Geen naam. Geen context.
Haar hartslag ging tekeer.
Ze greep haar sleutels, haar jas en vertrouwde op haar instinct, en was de deur uit voordat haar rationele brein een oordeel kon vellen.
De rit naar het ziekenhuis was wazig. Ze parkeerde te snel, liep te snel, haar voeten volgden automatisch de routes die ze altijd al namen.
Bij de hoofdingang weigerde haar badge dienst; er klonk een dof rood piepje toen ze de scanner tegenkwam.
Rechts.
Administratief verlof.
Ze liep langs de personeelsingang en ging via de gewone ingang naar binnen, slalomde tussen de bezoekers en bloemstukken door en knikte even bij de informatiebalie toen de vrijwilliger haar nariep: « Mevrouw, heeft u iets nodig— »
‘Het gaat goed met me,’ zei ze. ‘Familie.’
Het was niet helemaal een leugen.
De liftrit naar de veertiende verdieping leek langer te duren dan welke medische evacuatievlucht ze ooit had gemaakt.
Toen de deuren opengingen, strekte de orthopedische herstelgang zich voor haar uit, steriel en licht. Verpleegkundigen liepen tussen de kamers met patiëntendossiers en glimlachen die hun ogen nooit helemaal bereikten.

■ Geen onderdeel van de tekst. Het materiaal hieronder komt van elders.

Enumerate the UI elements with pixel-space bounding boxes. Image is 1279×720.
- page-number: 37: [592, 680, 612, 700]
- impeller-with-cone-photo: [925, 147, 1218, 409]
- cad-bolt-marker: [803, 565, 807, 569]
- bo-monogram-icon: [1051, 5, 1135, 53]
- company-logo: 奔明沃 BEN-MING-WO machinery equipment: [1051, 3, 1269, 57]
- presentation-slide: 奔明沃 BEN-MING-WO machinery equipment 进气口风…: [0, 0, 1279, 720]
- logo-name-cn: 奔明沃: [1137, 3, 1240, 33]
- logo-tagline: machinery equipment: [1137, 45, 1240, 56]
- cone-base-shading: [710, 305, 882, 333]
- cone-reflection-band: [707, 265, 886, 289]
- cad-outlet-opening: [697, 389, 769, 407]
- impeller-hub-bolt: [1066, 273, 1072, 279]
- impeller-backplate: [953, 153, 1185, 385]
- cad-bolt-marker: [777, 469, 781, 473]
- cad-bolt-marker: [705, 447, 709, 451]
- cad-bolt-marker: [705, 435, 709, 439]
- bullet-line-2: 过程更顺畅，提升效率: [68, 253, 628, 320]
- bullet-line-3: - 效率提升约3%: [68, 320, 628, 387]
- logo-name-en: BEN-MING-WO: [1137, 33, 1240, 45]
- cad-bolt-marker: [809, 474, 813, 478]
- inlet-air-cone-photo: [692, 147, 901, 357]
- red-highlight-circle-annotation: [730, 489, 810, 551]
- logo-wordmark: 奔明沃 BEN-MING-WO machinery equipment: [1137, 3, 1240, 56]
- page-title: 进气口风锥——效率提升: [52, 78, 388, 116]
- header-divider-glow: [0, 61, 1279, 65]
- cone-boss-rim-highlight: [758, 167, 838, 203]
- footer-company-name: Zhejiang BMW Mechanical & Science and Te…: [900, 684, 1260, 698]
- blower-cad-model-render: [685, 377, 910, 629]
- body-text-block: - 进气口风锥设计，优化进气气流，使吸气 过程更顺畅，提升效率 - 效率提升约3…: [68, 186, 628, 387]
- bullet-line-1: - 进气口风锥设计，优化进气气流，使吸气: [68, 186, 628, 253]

Kamer 1412 bevond zich halverwege, de deur stond op een kier.
Ava minderde vaart.
Haar oren schakelden alles uit behalve wat zich aan de andere kant van de deuropening bevond.
Geen alarmmeldingen van de monitor.
Geen codeaanroepen.
Slechts een zacht gemurmel.
Ze kwam dichterbij en keek naar binnen.
Cole lag in bed, zijn ogen halfopen, zijn huid bleek onder de tl-verlichting. Zijn arm zat nog in de mitella, maar het infuus dat gisteren nog in zijn rechterhand had gezeten, zat nu in zijn elleboog. Een nieuwe zak hing aan de infuuspaal, waaruit gestaag vocht druppelde.
Naast het bed stond een man in een blauwe operatiekleding die ze niet herkende.
Eind dertig. Gladgeschoren. Een badge op zijn borst: LPN. De naam eronder luidde « Matthews ».
Hij had een injectiespuit in zijn hand.
‘Ik ga nog even doorzetten om de pijn op te wekken,’ zei hij zachtjes.
Coles ogen waren glazig.
‘Ik dacht dat ik… aan mijn limiet zat,’ mompelde Cole.